Switching back to questions about myself and my upbringing, today I find myself wondering about the role of creativity in my life and upbringing.
I was having a discussion with friends about Pintrest, which both of them love.
But for me, I’m finding I just don’t “get” it. I’ve looked at it a few times now and find myself just staring at the screen thinking to myself that I have no idea what to do with this. It’s almost like what someone who’s illiterate might feel when plopped down in front of a typewriter.
Me being me, this turned into a discussion as I try to understand what it means and why I don’t get it. Both of them talked about it as a tool for fostering creativity, right-brained thinking and play. That it’s exercising the creative muscle really.
And in reading what they both had to say, it really hit me: I think I don’t get it because creativity was never valued or really fostered in my growing up. I never really doodled, I never drew. When I played with Legos I almost never built anything except what the set was meant to be (like a house, spaceship etc). In my family there was no music, no art. In my elementary school we didn’t have art (but we sure did have religion class!). To be fair, I did play saxophone and my mother supported my doing that, but she didn’t get it. And there was this very definite sense in where I grew up that these things were frivolous.

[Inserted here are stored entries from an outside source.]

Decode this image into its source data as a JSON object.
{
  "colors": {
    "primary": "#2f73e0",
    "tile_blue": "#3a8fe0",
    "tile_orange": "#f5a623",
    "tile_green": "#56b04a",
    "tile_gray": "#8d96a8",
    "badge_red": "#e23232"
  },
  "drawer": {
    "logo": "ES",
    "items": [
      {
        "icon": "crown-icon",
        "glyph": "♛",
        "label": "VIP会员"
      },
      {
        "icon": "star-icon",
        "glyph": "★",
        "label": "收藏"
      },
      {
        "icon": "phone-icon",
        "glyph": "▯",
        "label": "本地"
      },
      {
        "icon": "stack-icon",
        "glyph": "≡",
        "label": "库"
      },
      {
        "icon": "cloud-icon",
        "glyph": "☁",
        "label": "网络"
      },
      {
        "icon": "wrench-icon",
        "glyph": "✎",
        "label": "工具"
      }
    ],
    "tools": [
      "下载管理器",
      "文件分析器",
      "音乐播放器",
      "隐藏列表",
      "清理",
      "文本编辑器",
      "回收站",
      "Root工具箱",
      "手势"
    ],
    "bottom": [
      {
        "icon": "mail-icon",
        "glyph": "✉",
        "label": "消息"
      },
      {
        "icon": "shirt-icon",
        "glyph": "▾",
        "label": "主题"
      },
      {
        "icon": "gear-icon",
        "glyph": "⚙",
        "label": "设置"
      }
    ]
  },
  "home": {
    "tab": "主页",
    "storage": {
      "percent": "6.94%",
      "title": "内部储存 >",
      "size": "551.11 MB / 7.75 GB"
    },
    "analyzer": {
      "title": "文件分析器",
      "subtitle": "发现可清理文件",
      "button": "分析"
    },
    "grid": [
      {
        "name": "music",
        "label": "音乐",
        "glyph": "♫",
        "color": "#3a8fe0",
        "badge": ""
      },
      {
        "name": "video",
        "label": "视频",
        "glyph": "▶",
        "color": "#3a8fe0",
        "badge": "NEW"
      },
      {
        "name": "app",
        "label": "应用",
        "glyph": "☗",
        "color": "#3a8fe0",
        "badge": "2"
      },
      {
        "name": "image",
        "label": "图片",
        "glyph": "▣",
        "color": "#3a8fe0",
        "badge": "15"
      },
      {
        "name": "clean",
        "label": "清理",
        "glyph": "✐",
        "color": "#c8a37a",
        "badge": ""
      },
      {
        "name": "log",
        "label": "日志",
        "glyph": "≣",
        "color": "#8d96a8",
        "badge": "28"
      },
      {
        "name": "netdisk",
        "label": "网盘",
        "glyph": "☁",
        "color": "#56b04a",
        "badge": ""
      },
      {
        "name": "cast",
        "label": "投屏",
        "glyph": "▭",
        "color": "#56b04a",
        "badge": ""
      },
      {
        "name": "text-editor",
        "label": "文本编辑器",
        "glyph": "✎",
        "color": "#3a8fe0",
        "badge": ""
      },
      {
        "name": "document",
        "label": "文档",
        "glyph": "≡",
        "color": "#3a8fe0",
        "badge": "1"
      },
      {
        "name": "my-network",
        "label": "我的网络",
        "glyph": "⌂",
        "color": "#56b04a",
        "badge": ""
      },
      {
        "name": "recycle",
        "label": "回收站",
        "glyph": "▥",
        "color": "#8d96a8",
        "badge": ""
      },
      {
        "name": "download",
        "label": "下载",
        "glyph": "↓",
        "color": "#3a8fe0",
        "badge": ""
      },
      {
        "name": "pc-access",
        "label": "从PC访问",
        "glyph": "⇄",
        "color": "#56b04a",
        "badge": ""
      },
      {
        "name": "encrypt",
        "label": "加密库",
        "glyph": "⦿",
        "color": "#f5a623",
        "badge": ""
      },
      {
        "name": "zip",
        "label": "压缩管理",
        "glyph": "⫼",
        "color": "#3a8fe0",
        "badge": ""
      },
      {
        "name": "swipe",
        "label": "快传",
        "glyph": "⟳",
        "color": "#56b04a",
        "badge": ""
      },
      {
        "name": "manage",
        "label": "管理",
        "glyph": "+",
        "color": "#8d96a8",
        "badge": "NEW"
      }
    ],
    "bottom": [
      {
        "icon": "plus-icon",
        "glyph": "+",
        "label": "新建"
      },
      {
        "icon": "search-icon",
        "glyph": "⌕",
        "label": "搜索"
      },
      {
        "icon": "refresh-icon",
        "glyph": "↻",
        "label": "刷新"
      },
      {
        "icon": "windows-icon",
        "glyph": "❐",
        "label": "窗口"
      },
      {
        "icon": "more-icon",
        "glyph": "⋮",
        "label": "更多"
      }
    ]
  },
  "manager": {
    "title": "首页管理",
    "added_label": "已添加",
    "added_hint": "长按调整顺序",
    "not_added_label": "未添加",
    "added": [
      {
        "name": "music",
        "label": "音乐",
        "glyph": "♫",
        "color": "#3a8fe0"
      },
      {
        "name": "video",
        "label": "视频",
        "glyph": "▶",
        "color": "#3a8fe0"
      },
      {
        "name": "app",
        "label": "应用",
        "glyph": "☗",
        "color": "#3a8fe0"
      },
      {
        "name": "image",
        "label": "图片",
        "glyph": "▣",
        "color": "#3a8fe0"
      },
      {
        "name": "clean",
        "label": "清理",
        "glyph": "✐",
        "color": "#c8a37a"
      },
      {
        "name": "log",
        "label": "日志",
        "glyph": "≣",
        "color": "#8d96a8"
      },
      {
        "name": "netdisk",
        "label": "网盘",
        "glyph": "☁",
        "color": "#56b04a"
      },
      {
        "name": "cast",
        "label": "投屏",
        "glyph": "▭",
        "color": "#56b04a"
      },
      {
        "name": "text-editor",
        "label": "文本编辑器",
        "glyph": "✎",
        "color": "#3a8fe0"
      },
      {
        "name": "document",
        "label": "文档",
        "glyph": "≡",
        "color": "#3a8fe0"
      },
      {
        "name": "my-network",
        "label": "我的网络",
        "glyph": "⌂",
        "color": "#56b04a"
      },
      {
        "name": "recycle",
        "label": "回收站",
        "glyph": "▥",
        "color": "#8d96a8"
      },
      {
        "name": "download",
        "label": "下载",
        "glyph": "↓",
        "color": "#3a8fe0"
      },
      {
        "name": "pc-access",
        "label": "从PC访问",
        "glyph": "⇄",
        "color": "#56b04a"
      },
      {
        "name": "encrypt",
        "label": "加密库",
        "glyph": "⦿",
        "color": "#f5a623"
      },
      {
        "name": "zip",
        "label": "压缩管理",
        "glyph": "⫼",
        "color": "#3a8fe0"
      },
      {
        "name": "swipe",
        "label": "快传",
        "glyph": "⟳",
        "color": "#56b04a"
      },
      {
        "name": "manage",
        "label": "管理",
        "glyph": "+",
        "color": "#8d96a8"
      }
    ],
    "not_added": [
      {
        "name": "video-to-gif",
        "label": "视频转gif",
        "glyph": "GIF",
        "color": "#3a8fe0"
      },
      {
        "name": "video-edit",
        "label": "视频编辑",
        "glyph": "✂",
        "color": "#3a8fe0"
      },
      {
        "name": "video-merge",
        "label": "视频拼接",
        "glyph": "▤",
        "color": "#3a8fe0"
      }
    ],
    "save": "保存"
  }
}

When I was in middle school (we had moved from small town Ohio to the DC area by then), they did have us take classes like art and shop. And as I think of it, I remember this overwhelming sense of helplessness and frustration. I was being told to make something but I had no idea how to. Worse yet, I was paralyzed because of my overwhelming need to do it right. I would get so upset I would want to cry. Part of that frustration was because I wanted to do it but I couldn’t. I didn’t have the ability but also there was this sense that I wasn’t allowed: I wasn’t good enough and anyway, I felt I had to grow up to be able to support my mother and family.
I remember wanting to be creative: I would read composer biographies in elementary school and wish I could one day be a composer myself. But we couldn’t afford violin or piano (though my last year of high school I did take violin, paying for it myself). And so as a kid and later teenager, I would always look on people who were creative like the cold, starving person looks at those attending a dinner party from outside: this overwhelming mixture of envy, shame, misery, an awareness that you’re not like them, that you don’t belong and, worst, that you’ll never belong.
When I was in high school and college I would write poetry for myself, but I never shared it and never thought it was “real”. In college, I dropped saxophone and violin because I went to a school with a conservatory and felt I wasn’t really a musician. After college, it was time to work and that’s where I’ve been ever since really. I have taken creative writing courses over the past few years but, again, those fade away, buried under the sense that I’m just playing at it.
Over the years, people have encouraged me to do what I want around creativity. And yet I don’t. I continue to be saddled with this voice that says I’m not a “real” writer (even though my list of publications on my CV stretches for two pages), that I’m not good enough, and that it’s a waste of time and I should focus on doing things that make money.
The sad thing is that objectively, I do think I’m naturally a very creative person. In spite of the lack of fostering I’m talking about, you can see it in my sense of humor, my puns, and my work in communications and problem solving. I think if I had been raised to value that and foster that I could well have done great things with that creativity. Instead, trapped in the hell of small town catholic Ohio I was forcibly fashioned into something entirely not me. It’s a telling thing that I tested as an ISTJ for so long but now test as an ENFP. The former is what they made me, the latter is what I am. That’s how drastically my upbringing deformed me.
This is another post that has no solution. All it really is is a realization of the scope of the problem. And an overwhelming feeling of sadness, loss, anger and frustration around this all.
Maybe I’ll find a way to start being creative like I want. Maybe this is a step towards excising those voices at last.
I don’t know. All I do know is that it’s a good thing I see my counselor in a couple of hours. And that I’m lucky to have people to help me with things like this.